The car mechanic’s counting out his bills
behind the E-Z Mart at one a.m.;
he’ll toss rocks at beer bottles just for thrills
until his dealer comes, it’s fine with him.
He draws in a deep breath and sees the light
swerve from the highway, puzzling the back wall
he leans against just to keep out of sight.
A quarter bag and some fentanyl, that’s all.
His phone vibrates again though nothing’s wrong.
For two years he’s been living in a trailer
with a girl who works at Publix. They get along
even if sometimes she says he’s a failure—
what can he say to that? Sure. He lives cheap.
They’ll fight until she forces a decision,
then roll around on the couch. Once she’s asleep
he’ll take a dose and watch some television.
At night he dreams of cylinders and sprockets,
the trucks and cars too busted up to fix;
startled awake, eyes aching in their sockets,
he’ll watch the clock hands grope their way to six.
A car pulls up but he can see it’s not
his hookup. Just kids with nothing else to do
but drink a six-pack in the parking lot
before they head out to the lake to screw.

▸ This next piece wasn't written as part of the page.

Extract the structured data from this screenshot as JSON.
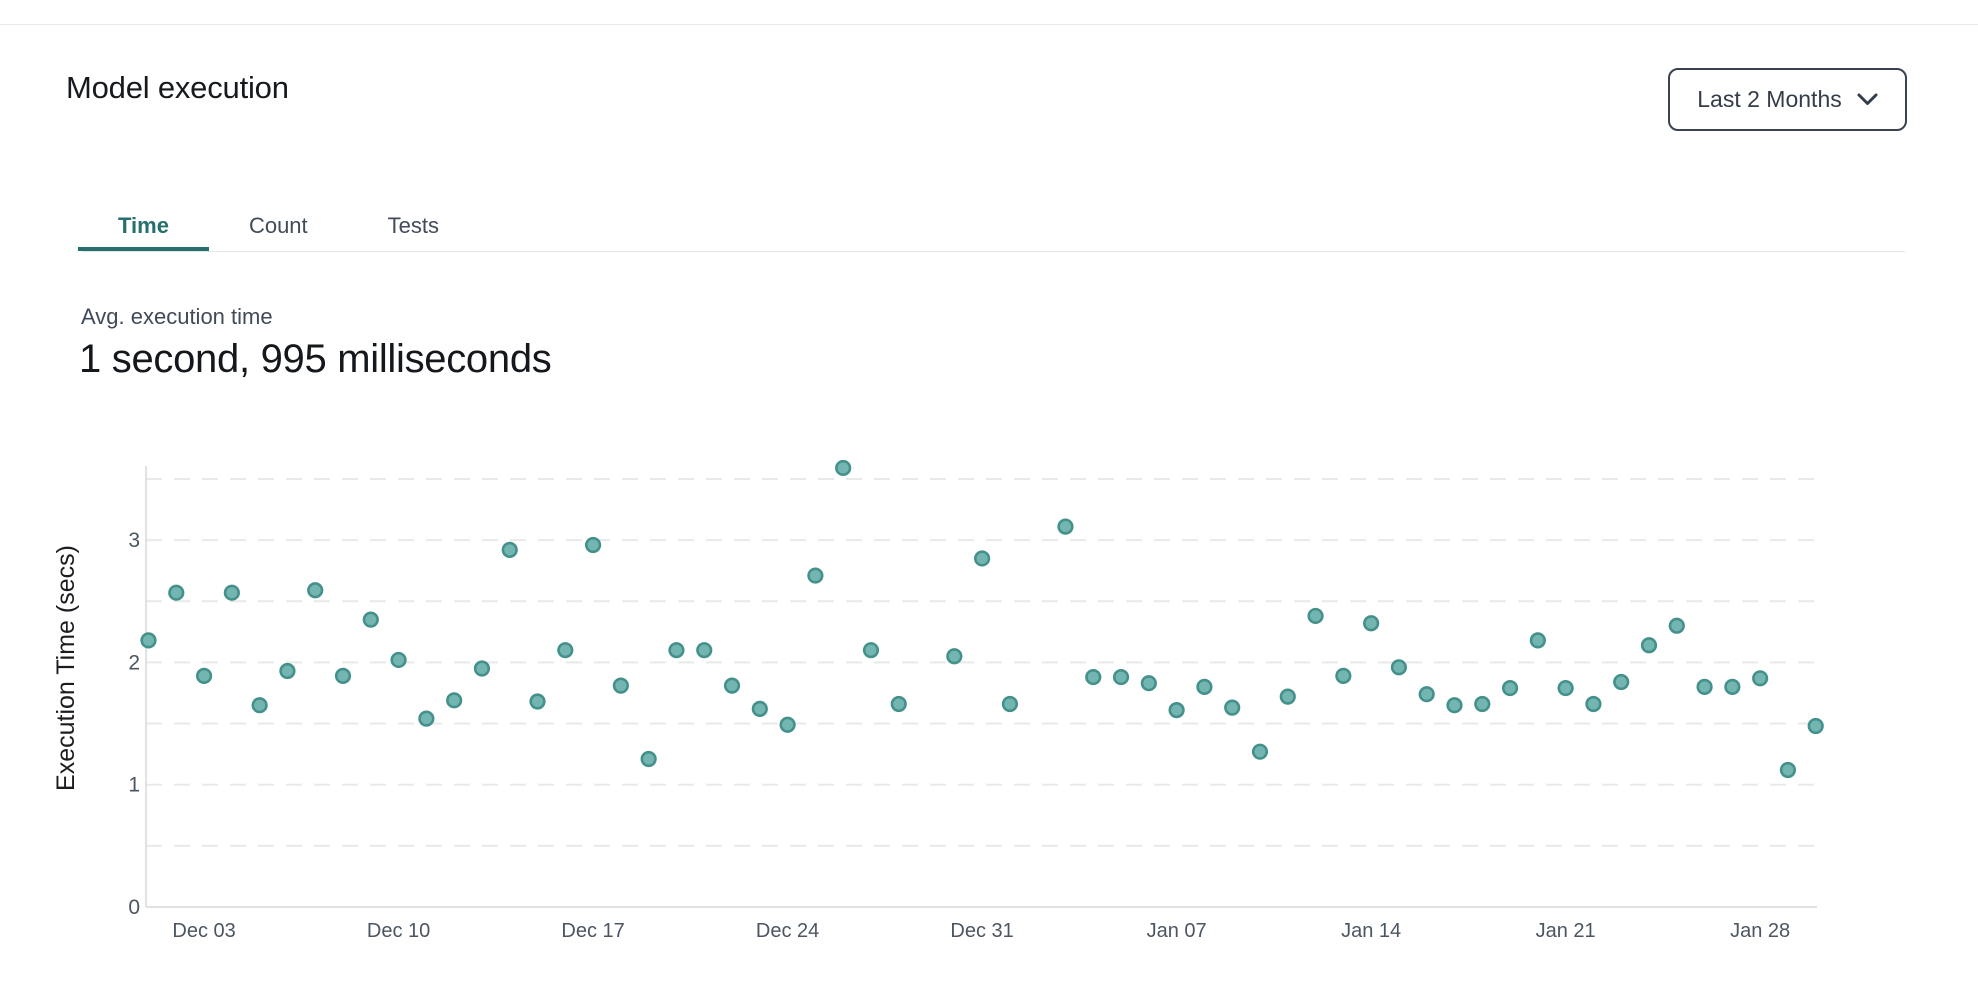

He had his share of mischief, too, Lord knows.
The girls don’t eye him in the check-out aisle
much anymore, the ones with painted toes.

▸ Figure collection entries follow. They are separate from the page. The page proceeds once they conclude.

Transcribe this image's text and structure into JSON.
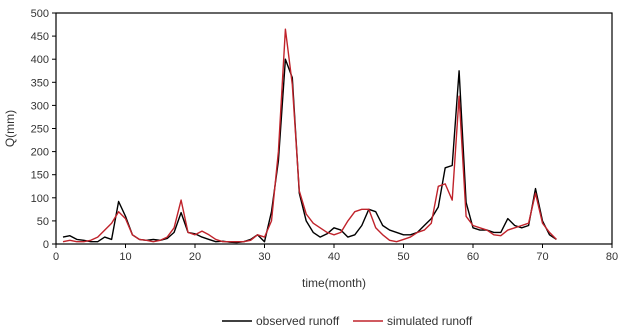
{
  "chart_data": {
    "type": "line",
    "title": "",
    "xlabel": "time(month)",
    "ylabel": "Q(mm)",
    "xlim": [
      0,
      80
    ],
    "ylim": [
      0,
      500
    ],
    "xticks": [
      0,
      10,
      20,
      30,
      40,
      50,
      60,
      70,
      80
    ],
    "yticks": [
      0,
      50,
      100,
      150,
      200,
      250,
      300,
      350,
      400,
      450,
      500
    ],
    "grid": false,
    "legend_position": "bottom",
    "x": [
      1,
      2,
      3,
      4,
      5,
      6,
      7,
      8,
      9,
      10,
      11,
      12,
      13,
      14,
      15,
      16,
      17,
      18,
      19,
      20,
      21,
      22,
      23,
      24,
      25,
      26,
      27,
      28,
      29,
      30,
      31,
      32,
      33,
      34,
      35,
      36,
      37,
      38,
      39,
      40,
      41,
      42,
      43,
      44,
      45,
      46,
      47,
      48,
      49,
      50,
      51,
      52,
      53,
      54,
      55,
      56,
      57,
      58,
      59,
      60,
      61,
      62,
      63,
      64,
      65,
      66,
      67,
      68,
      69,
      70,
      71,
      72
    ],
    "series": [
      {
        "name": "observed runoff",
        "color": "#000000",
        "values": [
          15,
          18,
          10,
          8,
          5,
          5,
          15,
          10,
          92,
          60,
          20,
          10,
          8,
          10,
          8,
          12,
          25,
          68,
          25,
          22,
          15,
          10,
          5,
          6,
          4,
          3,
          5,
          10,
          20,
          5,
          70,
          180,
          400,
          360,
          110,
          50,
          25,
          15,
          22,
          35,
          30,
          15,
          20,
          40,
          75,
          70,
          40,
          30,
          25,
          20,
          20,
          25,
          40,
          55,
          80,
          165,
          170,
          375,
          90,
          35,
          30,
          30,
          25,
          25,
          55,
          40,
          35,
          40,
          120,
          50,
          20,
          10
        ]
      },
      {
        "name": "simulated runoff",
        "color": "#C0232B",
        "values": [
          5,
          8,
          5,
          5,
          8,
          15,
          30,
          45,
          70,
          55,
          20,
          10,
          8,
          5,
          8,
          15,
          35,
          95,
          25,
          20,
          28,
          20,
          10,
          5,
          5,
          5,
          5,
          8,
          20,
          15,
          50,
          200,
          465,
          345,
          115,
          65,
          45,
          35,
          25,
          20,
          25,
          50,
          70,
          75,
          75,
          35,
          20,
          8,
          5,
          10,
          15,
          25,
          30,
          45,
          125,
          130,
          95,
          320,
          60,
          40,
          35,
          30,
          20,
          18,
          30,
          35,
          40,
          45,
          110,
          45,
          25,
          10
        ]
      }
    ]
  }
}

A few years back, at least, they used to smile.
The boys can see the grease that stains his hands;
they all think, damn, who wants to work that hard?
He spends the day beneath their dads’ sedans
while they play tackle football in the yard.

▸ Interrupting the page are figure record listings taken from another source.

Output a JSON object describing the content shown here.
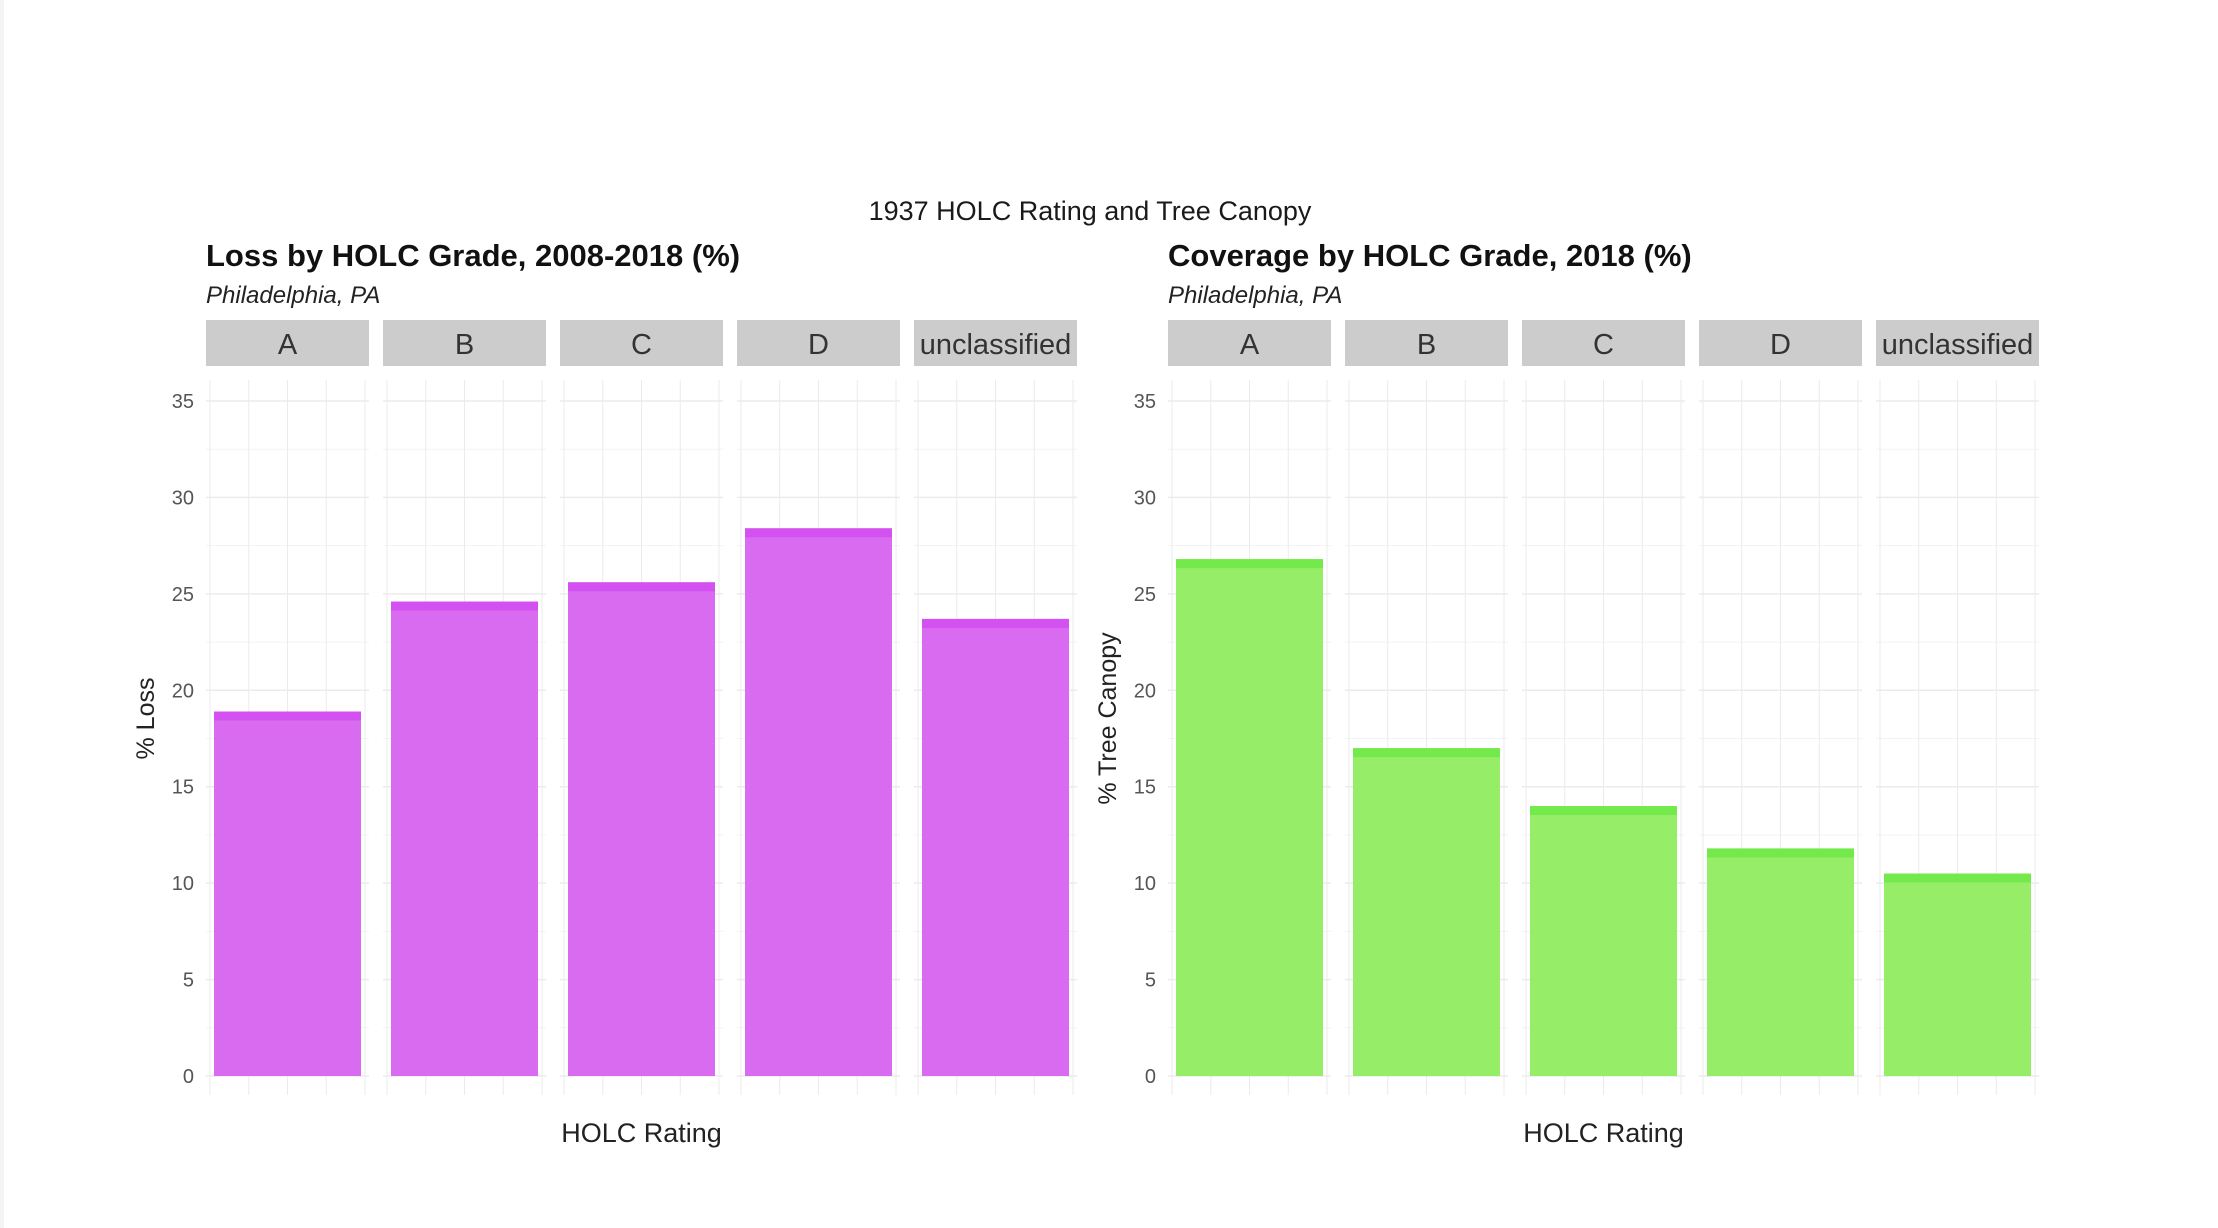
{
  "figure": {
    "title": "1937 HOLC Rating and Tree Canopy"
  },
  "colors": {
    "loss_bar": "#d86bef",
    "loss_bar_top": "#d24cf0",
    "canopy_bar": "#96ed68",
    "canopy_bar_top": "#6ee846",
    "strip_bg": "#cccccc",
    "grid": "#ebebeb"
  },
  "chart_data": [
    {
      "type": "bar",
      "title": "Loss by HOLC Grade, 2008-2018 (%)",
      "subtitle": "Philadelphia, PA",
      "xlabel": "HOLC Rating",
      "ylabel": "% Loss",
      "facets": [
        "A",
        "B",
        "C",
        "D",
        "unclassified"
      ],
      "values": [
        18.9,
        24.6,
        25.6,
        28.4,
        23.7
      ],
      "yticks": [
        0,
        5,
        10,
        15,
        20,
        25,
        30,
        35
      ],
      "ylim": [
        0,
        35
      ],
      "grid": true,
      "legend": "none"
    },
    {
      "type": "bar",
      "title": "Coverage by HOLC Grade, 2018 (%)",
      "subtitle": "Philadelphia, PA",
      "xlabel": "HOLC Rating",
      "ylabel": "% Tree Canopy",
      "facets": [
        "A",
        "B",
        "C",
        "D",
        "unclassified"
      ],
      "values": [
        26.8,
        17.0,
        14.0,
        11.8,
        10.5
      ],
      "yticks": [
        0,
        5,
        10,
        15,
        20,
        25,
        30,
        35
      ],
      "ylim": [
        0,
        35
      ],
      "grid": true,
      "legend": "none"
    }
  ]
}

Chasing a football blew out both his knees
and broke his wrist. That was three years ago.
Customers say, “go Stags,” and toss their keys,
then look at him real close as if they know.
A text says no one’s coming. The BP sign
flickers over the pumps, and though it’s half-
past two now, and he’s tired, he’s feeling fine
enough to think it’s all a bust, and laugh.
And, anyway, it’s good to be alone
with the gas fumes and blinking traffic light
and fifteen missed calls lighting up his phone.
Later, he thinks, once he and his girl fight,
and once she falls asleep on his left arm,
he’ll stare at the divots on the ceiling tile
and wait to hear the clock sound its alarm
while the night’s odometer counts one more mile.